Artificial Intelligence Hardware Could Now Include the Brain’s Secret to Life-Long Learning

The human brain adapts when it learns anything new. When artificial intelligence (AI) learns anything new, though, it has a tendency to forget what it already knows.

As companies collect more data to improve how AI recognizes images, learns languages, and performs other complex tasks, a paper published this week in Science demonstrates how computer chips could dynamically rewire themselves to take in new data, similar to how the brain does, allowing AI to learn over time.

“The brains of living beings can continuously learn throughout their lifespan. We have now created an artificial platform for machines to learn throughout their lifespan,” said Shriram Ramanathan, a professor in Purdue University’s School of Materials Engineering who specializes in discovering how materials could mimic the brain to improve computing.

The circuits on a computer chip do not change, unlike the brain, which constantly establishes new connections between neurons to facilitate learning. A circuit that has been used by a machine for years is identical to the circuit that was created for the machine in the factory.

This is a difficulty when it comes to making AI more portable, such as for autonomous vehicles or space robots that must make decisions on their own in remote locations. These machines would be more efficient if AI could be incorporated directly into hardware rather than running on software, as it currently does.

Ramanathan and his team developed a novel piece of hardware that can be reprogrammed on demand using electrical pulses in this investigation. Ramanathan believes that the device’s versatility will allow it to do all of the activities required to create a brain-inspired computer.

The brains of living beings can continuously learn throughout their lifespan. We have now created an artificial platform for machines to learn throughout their lifespan.

Shriram Ramanathan

“If we want to build a computer or a machine that is inspired by the brain, then correspondingly, we want to have the ability to continuously program, reprogram and change the chip,” Ramanathan said.

Toward building a brain in chip form

The hardware is a small rectangular device built of perovskite nickelate, a material that is extremely sensitive to hydrogen. The device can shuffle a concentration of hydrogen ions in a matter of nanoseconds by applying electrical pulses at varying voltages, creating states that the researchers discovered could be mapped out to corresponding activities in the brain.

When there is more hydrogen towards the device’s center, it can function as a neuron, or a single nerve cell.
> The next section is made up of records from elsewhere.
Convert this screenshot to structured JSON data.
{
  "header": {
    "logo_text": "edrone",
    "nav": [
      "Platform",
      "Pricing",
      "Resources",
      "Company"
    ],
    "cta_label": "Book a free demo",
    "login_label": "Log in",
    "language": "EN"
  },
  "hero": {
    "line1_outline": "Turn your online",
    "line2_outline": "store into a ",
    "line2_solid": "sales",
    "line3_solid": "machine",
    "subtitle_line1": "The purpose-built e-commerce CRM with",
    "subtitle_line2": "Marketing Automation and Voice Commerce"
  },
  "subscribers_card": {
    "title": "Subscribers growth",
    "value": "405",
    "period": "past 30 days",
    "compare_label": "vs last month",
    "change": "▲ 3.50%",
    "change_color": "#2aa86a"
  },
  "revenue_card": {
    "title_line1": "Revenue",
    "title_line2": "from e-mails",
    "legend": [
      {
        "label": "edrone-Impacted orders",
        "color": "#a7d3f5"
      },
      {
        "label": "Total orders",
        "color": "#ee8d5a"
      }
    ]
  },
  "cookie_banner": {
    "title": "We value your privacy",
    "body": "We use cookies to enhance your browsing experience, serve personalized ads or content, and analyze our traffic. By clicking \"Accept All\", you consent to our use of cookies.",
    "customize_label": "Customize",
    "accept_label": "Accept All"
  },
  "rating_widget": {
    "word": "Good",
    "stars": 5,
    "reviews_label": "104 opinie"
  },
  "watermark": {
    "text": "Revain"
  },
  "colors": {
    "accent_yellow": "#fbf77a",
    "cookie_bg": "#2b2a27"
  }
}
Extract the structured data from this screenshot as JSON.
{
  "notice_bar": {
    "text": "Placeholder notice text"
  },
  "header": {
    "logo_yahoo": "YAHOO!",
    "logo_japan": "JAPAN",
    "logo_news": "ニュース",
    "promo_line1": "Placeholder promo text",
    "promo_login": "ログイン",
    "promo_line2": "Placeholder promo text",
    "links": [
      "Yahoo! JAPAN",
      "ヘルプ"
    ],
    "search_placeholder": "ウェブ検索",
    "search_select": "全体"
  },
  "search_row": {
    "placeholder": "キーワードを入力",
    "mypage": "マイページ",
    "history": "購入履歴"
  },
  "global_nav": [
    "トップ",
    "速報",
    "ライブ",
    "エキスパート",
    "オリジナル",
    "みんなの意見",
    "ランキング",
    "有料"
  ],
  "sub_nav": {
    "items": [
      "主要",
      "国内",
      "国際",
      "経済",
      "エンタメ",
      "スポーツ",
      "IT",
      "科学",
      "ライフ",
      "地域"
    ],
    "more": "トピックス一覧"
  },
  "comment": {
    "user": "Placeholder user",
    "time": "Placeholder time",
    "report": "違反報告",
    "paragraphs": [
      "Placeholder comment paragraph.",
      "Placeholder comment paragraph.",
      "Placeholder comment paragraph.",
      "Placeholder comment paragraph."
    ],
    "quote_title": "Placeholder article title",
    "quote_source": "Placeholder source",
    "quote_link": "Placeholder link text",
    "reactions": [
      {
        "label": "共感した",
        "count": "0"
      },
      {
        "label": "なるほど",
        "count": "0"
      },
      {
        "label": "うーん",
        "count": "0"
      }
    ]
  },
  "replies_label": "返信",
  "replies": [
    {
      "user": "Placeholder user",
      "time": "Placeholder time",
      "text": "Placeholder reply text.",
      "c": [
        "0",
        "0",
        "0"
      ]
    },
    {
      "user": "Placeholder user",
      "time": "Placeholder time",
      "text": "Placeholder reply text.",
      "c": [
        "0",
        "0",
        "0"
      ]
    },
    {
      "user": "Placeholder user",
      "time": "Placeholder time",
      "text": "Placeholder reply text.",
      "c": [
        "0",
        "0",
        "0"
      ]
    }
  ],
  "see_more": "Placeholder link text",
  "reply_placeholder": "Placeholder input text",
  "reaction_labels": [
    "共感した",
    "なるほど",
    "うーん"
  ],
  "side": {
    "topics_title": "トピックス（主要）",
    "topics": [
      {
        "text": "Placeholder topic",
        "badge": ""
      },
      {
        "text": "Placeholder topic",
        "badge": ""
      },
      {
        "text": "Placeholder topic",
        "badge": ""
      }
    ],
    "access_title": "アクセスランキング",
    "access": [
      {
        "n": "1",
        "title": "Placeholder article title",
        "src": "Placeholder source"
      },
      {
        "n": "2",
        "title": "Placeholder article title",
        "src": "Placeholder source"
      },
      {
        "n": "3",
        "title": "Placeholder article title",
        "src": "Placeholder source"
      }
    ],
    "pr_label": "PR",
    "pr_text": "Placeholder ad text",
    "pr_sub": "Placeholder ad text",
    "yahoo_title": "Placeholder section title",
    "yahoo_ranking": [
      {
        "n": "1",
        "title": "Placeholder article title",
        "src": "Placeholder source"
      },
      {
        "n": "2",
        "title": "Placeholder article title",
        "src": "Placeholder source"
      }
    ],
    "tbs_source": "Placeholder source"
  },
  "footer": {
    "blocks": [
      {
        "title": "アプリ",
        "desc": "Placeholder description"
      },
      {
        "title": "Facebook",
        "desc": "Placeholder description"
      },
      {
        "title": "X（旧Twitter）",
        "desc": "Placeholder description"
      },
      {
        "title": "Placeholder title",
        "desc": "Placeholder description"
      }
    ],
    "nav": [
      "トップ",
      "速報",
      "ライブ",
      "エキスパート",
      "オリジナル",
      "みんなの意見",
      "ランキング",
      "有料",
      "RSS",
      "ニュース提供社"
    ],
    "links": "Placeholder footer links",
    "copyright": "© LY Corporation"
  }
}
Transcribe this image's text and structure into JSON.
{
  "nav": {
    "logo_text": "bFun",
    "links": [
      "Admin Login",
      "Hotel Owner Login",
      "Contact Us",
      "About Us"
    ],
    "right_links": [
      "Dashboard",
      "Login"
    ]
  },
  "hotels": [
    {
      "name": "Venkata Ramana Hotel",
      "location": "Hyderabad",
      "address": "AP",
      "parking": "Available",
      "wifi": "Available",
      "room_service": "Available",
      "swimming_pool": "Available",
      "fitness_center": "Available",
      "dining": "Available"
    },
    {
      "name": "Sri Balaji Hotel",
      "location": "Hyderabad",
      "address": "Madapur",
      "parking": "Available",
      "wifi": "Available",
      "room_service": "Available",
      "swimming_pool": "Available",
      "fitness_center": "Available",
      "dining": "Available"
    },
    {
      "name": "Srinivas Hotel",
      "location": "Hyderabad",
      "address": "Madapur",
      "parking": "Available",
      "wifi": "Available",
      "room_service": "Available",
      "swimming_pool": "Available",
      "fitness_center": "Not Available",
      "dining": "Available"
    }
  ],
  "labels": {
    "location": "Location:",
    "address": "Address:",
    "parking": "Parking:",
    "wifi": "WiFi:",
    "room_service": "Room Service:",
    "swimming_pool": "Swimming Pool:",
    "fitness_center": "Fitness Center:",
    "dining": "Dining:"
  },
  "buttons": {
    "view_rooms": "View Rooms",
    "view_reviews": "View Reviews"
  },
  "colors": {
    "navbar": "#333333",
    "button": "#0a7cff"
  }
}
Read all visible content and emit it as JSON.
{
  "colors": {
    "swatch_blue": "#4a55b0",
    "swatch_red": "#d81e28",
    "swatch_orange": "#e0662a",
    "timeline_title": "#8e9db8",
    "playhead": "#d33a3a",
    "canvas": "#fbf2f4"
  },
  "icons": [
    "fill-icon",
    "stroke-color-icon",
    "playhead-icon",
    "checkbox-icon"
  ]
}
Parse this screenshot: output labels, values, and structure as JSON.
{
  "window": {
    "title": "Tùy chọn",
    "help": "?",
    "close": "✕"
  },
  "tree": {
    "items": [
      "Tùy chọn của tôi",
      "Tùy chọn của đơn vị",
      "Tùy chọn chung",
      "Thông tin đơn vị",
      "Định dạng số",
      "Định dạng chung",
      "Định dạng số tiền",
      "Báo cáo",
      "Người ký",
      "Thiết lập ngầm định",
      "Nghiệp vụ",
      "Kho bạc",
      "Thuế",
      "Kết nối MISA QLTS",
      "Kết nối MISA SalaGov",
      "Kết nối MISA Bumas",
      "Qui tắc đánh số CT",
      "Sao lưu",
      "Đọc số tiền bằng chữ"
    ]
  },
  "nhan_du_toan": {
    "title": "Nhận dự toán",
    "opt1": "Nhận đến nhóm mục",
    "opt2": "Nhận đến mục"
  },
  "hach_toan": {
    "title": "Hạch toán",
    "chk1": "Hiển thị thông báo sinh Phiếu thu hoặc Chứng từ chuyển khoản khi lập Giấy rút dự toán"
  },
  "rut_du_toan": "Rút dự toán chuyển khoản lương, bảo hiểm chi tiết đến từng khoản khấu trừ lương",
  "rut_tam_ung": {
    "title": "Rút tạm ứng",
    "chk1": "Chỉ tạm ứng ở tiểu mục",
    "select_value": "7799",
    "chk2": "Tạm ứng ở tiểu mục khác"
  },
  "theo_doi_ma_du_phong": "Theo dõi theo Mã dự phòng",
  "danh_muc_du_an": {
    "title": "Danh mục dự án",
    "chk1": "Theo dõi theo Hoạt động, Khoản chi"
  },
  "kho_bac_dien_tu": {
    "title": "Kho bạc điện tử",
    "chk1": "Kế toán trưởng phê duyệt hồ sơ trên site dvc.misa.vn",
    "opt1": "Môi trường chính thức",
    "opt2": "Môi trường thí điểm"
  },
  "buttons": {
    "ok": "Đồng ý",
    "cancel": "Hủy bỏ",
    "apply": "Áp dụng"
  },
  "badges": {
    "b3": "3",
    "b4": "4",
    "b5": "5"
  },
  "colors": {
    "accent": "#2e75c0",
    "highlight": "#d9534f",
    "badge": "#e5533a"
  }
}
The gadget acts as a synapse, a connection between neurons, which the brain utilizes to store memories in complicated neural circuits, with less hydrogen at that place.

The Purdue team’s collaborators at Santa Clara University and Portland State University showed that the internal physics of this device creates a dynamic structure for an artificial neural network that can recognize electrocardiogram patterns and digits more efficiently than static networks through simulations of the experimental data.

This neural network employs “reservoir computing,” which describes how different areas of the brain communicate and exchange data.

In this study, researchers from The Pennsylvania State University revealed that as new problems arise, a dynamic network may “pick and choose” which circuits are best suited to solving them.

Ramanathan expects that the semiconductor industry would quickly adopt this technology because the team was able to manufacture the device using regular semiconductor-compatible fabrication procedures and run it at ambient temperature.

“We demonstrated that this device is very robust,” said Michael Park, a Purdue Ph.D. student in materials engineering. “After programming the device over a million cycles, the reconfiguration of all functions is remarkably reproducible.”

The researchers are working on large-scale test chips that will be utilized to build a brain-inspired computer to showcase these notions.

Experiments were carried out at Purdue’s Discovery Park’s FLEX Lab and Birck Nanotechnology Center. The team’s collaborators measured the device’s properties at Argonne National Laboratory, the University of Illinois, Brookhaven National Laboratory, and the University of Georgia.

The National Science Foundation, the US Department of Energy’s Office of Science, and the Air Force’s Office of Scientific Research also contributed to the study.